Laporan BAN: Limbah Elektronik Pusat Data AI Capai 13 Juta Ton per Tahun 2030

Penulis: Nofrizal Hasan  •  Kamis, 17 September 2026 | 17:32:01 WIB

SUMATERA UTARA — Basel Action Network memproyeksikan limbah elektronik dari pusat data AI bisa menembus 13 juta ton per tahun pada 2030, atau cukup untuk memenuhi kontainer yang mengelilingi Bumi hingga enam kali. Laporan ini menghitung beban perangkat keras dari sekitar 100 gigawatt kapasitas komputasi baru yang diproyeksikan analis hingga akhir dekade. Tanpa perencanaan pengelolaan, ledakan infrastruktur AI berpotensi menjadi krisis limbah beracun yang lebih besar dari yang sudah terjadi saat ini.

Limbah tersebut umumnya mengandung bahan beracun seperti timbal, merkuri, kadmium, dan bahan kimia sulit terurai. Di dalamnya juga terdapat logam berharga yang selama ini sulit didaur ulang.

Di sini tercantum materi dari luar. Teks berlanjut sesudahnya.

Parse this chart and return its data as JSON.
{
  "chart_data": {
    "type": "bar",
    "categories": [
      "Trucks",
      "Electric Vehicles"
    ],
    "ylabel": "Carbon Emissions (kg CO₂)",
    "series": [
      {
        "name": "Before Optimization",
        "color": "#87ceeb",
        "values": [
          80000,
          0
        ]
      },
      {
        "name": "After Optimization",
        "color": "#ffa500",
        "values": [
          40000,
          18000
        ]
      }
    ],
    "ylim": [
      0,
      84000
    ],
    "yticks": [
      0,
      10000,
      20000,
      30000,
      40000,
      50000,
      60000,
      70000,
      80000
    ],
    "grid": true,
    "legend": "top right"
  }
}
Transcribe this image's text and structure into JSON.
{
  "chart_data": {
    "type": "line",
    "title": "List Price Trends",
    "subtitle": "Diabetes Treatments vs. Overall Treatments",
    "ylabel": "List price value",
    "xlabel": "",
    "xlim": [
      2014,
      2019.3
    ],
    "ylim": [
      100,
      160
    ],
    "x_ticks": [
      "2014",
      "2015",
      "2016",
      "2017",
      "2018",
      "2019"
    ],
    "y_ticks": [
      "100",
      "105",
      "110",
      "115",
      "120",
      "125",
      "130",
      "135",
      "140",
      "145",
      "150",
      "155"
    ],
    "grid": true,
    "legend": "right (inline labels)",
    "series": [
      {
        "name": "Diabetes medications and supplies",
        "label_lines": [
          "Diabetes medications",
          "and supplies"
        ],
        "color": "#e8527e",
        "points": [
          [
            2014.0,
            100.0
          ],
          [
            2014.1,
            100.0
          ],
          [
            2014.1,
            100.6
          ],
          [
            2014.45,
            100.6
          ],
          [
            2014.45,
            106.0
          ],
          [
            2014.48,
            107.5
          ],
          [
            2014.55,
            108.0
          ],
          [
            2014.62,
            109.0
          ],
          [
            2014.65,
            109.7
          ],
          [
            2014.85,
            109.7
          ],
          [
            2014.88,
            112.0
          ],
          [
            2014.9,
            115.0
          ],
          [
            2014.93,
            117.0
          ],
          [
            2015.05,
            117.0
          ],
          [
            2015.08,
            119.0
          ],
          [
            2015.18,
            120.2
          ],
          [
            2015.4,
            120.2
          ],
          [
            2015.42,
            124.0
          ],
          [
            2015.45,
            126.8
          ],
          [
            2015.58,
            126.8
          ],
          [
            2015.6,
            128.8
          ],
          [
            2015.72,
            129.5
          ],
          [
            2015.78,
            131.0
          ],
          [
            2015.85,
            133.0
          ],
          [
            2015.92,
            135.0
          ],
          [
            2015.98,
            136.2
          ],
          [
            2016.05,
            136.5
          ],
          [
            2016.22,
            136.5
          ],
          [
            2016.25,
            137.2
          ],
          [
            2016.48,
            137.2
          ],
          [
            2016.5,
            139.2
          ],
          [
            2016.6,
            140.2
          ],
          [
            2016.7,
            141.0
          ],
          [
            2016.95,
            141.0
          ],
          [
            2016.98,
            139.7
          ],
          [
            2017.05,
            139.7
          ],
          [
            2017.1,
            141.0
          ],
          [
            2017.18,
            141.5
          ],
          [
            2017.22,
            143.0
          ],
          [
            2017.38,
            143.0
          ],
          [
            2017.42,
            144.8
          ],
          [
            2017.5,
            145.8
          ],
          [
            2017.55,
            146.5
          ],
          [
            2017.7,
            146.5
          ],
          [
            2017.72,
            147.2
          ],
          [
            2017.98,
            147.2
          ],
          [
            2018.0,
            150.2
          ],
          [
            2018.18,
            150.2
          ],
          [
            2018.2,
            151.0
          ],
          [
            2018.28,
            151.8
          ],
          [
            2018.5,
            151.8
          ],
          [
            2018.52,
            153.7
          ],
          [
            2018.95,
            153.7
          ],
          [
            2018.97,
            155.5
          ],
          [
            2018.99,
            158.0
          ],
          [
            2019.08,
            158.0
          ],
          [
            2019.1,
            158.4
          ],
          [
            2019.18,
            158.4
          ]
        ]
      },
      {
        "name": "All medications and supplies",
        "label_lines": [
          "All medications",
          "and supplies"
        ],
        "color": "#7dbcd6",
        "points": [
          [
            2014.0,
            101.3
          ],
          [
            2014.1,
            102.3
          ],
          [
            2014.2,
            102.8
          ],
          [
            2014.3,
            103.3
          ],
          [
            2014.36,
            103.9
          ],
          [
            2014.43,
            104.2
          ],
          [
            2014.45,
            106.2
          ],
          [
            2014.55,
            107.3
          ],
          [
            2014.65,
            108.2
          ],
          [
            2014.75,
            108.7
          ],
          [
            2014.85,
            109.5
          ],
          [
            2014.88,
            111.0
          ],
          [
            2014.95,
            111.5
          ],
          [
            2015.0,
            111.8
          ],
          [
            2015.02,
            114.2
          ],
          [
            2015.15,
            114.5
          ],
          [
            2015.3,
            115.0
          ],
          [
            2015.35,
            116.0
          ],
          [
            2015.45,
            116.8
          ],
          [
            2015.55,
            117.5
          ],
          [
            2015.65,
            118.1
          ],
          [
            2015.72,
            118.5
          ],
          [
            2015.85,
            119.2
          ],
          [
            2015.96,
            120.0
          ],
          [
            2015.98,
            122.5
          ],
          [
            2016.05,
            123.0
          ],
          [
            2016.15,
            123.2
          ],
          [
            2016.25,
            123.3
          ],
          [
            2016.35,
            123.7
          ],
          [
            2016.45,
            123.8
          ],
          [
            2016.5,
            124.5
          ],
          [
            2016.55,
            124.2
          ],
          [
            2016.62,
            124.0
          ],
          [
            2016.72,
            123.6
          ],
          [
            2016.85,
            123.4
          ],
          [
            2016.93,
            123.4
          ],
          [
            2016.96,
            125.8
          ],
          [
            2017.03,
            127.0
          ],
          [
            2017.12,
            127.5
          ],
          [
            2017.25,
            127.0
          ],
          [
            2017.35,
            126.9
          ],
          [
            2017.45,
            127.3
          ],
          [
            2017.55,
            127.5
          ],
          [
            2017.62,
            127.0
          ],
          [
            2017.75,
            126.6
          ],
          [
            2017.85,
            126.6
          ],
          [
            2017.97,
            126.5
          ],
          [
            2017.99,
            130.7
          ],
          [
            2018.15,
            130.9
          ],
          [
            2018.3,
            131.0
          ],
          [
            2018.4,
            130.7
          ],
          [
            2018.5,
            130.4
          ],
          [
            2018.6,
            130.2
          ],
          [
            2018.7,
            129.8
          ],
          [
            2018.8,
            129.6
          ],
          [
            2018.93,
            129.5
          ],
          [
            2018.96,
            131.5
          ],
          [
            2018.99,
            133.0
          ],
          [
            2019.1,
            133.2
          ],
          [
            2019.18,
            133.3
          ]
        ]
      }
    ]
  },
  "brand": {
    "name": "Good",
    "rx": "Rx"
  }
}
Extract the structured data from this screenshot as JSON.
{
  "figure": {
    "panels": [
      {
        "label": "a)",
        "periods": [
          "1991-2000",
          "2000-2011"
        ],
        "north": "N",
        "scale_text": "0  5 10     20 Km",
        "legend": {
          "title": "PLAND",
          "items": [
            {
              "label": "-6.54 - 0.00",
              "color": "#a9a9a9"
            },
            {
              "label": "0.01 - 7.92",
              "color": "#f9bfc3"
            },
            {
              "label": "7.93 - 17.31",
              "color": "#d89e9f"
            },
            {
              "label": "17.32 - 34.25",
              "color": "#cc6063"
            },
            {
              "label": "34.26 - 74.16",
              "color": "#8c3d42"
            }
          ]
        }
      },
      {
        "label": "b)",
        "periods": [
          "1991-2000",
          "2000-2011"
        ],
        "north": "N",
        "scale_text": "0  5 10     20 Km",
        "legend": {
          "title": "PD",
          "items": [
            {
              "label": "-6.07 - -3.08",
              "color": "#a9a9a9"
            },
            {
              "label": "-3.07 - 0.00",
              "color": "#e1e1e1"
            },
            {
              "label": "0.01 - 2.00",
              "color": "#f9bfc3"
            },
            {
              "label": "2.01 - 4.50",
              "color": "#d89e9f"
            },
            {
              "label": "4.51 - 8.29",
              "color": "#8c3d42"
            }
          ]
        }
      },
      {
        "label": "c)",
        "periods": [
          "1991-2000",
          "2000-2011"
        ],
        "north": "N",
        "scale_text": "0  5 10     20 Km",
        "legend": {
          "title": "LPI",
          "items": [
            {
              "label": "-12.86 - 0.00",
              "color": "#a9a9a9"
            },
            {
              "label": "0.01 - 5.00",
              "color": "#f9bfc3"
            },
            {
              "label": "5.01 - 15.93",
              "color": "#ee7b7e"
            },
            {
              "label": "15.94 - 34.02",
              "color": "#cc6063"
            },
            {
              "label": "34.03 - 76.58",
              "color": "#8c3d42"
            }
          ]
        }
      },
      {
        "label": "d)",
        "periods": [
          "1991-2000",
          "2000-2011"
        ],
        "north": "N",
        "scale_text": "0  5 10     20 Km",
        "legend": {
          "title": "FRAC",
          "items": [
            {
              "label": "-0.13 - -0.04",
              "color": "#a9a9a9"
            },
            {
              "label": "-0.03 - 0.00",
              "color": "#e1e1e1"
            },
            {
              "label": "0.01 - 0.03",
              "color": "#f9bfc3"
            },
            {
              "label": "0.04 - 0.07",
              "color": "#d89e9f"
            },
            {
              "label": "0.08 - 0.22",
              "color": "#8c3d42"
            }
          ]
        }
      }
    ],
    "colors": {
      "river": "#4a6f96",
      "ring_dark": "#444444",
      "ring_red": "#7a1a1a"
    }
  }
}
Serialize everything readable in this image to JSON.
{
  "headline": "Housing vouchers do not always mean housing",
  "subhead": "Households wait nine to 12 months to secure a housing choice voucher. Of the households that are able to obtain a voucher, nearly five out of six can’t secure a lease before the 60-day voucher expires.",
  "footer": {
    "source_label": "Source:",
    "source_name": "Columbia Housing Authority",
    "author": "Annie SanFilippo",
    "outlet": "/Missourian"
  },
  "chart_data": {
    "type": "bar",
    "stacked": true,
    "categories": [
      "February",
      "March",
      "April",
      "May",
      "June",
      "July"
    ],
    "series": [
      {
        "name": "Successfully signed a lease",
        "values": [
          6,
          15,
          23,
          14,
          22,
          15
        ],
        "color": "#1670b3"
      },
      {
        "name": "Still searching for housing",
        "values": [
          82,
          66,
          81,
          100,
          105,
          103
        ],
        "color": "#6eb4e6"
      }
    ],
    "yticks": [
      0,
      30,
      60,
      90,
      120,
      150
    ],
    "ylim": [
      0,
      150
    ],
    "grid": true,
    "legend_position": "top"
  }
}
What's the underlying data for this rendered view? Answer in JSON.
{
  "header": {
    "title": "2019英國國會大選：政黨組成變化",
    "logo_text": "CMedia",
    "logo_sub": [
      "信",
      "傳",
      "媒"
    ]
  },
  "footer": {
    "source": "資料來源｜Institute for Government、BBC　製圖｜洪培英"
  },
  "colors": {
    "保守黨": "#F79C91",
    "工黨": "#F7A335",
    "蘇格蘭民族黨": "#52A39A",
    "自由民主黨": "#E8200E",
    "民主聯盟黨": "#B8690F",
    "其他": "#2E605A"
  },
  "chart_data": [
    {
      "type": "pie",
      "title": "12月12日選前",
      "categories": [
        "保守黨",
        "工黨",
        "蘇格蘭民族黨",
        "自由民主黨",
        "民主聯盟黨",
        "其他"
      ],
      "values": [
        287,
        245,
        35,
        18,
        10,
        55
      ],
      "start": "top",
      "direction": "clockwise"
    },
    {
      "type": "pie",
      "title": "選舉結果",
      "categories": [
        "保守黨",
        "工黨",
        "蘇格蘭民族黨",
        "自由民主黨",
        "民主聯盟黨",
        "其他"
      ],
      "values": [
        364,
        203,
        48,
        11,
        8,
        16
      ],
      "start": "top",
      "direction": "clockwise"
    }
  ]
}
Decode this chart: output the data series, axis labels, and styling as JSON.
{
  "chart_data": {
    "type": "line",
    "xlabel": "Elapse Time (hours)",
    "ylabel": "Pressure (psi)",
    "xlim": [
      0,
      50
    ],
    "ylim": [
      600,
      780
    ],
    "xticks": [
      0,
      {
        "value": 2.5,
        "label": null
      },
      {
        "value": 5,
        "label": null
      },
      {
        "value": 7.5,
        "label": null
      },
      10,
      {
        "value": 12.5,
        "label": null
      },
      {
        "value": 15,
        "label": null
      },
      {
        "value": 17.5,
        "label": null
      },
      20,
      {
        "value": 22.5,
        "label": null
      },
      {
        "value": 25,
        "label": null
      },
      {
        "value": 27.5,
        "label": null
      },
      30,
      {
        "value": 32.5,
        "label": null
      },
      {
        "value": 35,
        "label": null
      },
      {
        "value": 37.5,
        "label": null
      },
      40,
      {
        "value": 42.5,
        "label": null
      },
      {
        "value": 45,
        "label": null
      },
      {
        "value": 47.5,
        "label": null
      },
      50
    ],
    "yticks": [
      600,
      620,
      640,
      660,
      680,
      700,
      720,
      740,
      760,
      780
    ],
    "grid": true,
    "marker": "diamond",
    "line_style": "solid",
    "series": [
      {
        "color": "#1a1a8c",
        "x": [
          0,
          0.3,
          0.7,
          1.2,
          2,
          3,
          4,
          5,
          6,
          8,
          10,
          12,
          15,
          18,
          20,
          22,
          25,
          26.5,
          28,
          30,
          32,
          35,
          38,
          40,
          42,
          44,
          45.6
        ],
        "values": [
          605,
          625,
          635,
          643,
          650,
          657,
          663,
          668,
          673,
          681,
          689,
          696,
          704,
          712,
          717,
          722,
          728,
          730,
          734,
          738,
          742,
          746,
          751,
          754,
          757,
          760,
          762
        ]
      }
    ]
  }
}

Bagaimana BAN Menghitung Volume Limbah

BAN menganalisis volume limbah dari server yang dipakai untuk AI, ditambah ribuan ton tembaga, baja, dan beton untuk sistem pendingin, distribusi daya, peralatan jaringan, serta penyimpanan daya. Perhitungan dimulai dari proyeksi analis soal sekitar 100 gigawatt kapasitas komputasi baru di seluruh dunia pada 2030.

Dari situ, BAN mengukur berat peralatan yang dibutuhkan pusat data. Satu server berbobot hingga 1.360 kg, switch mencapai 30 kg, dan ratusan kilogram kabel tembaga menghubungkan setiap rak. Peralatan itu tidak dirancang untuk diperbaiki dan dipakai kembali, serta harus diganti baru setiap 2-5 tahun.

Dampak ke Pengguna Smartphone dan Laptop

Laporan BAN juga memperkirakan pengembangan AI akan memaksa pengguna mengganti smartphone dan laptop lebih cepat. Alasannya, sistem baru menuntut kemampuan komputasi yang lebih tinggi dari perangkat lama.

Artinya, limbah elektronik dari pusat data bukan satu-satunya sumber. Perangkat konsumen yang dipercepat masa pakainya ikut menyumbang volume sampah yang sama.

4.871 Pusat Data Baru di Amerika Serikat

Saat ini ada 4.871 pusat data baru dalam tahap pembangunan di Amerika Serikat. Tidak semuanya ditujukan sebagai pusat data AI, tetapi sebagian akan dipakai untuk keperluan tersebut.

BAN menilai tidak ada rencana memadai untuk mengelola limbah dari gelombang pembangunan ini. Padahal, limbah elektronik sudah menjadi aliran limbah dengan pertumbuhan tercepat di planet ini.

Peringatan dari Pendiri BAN

"Limbah elektronik sudah menjadi aliran limbah yang pertumbuhannya paling cepat di planet, dan hanya seperlima yang dikelola dengan benar," kata co-founder BAN Jim Puckett, seperti dikutip dari The Guardian, Kamis (17/9/2026).

Puckett menegaskan bahwa AI terasa ringan di permukaan, tetapi setiap model bergantung pada perangkat keras canggih dan khusus dalam jumlah besar. Menurutnya, tanpa perencanaan dari perusahaan dan pemerintah, pembangunan AI bisa memicu krisis limbah beracun yang jauh lebih dahsyat daripada yang sudah dialami dunia saat ini.

Mengapa Ini Relevan bagi Indonesia

Pemerintah Indonesia tengah mendorong pembangunan pusat data nasional dan menarik investasi infrastruktur AI. Regulasi pengelolaan limbah elektronik di dalam negeri masih mengacu pada aturan lama, sementara volume perangkat yang masuk dan habis masa pakainya terus naik.

Bagi pelaku bisnis digital dan investor, temuan BAN menjadi sinyal bahwa biaya lingkungan dari ekspansi AI tidak bisa diabaikan dalam perhitungan jangka panjang. Pengelolaan daur ulang perangkat keras berpotensi menjadi lini bisnis tersendiri di kawasan Asia Tenggara.

Reporter: Nofrizal Hasan
Sumber: inet.detik.com This article was automatically rewritten by AI based on the source above without altering the facts of the original article.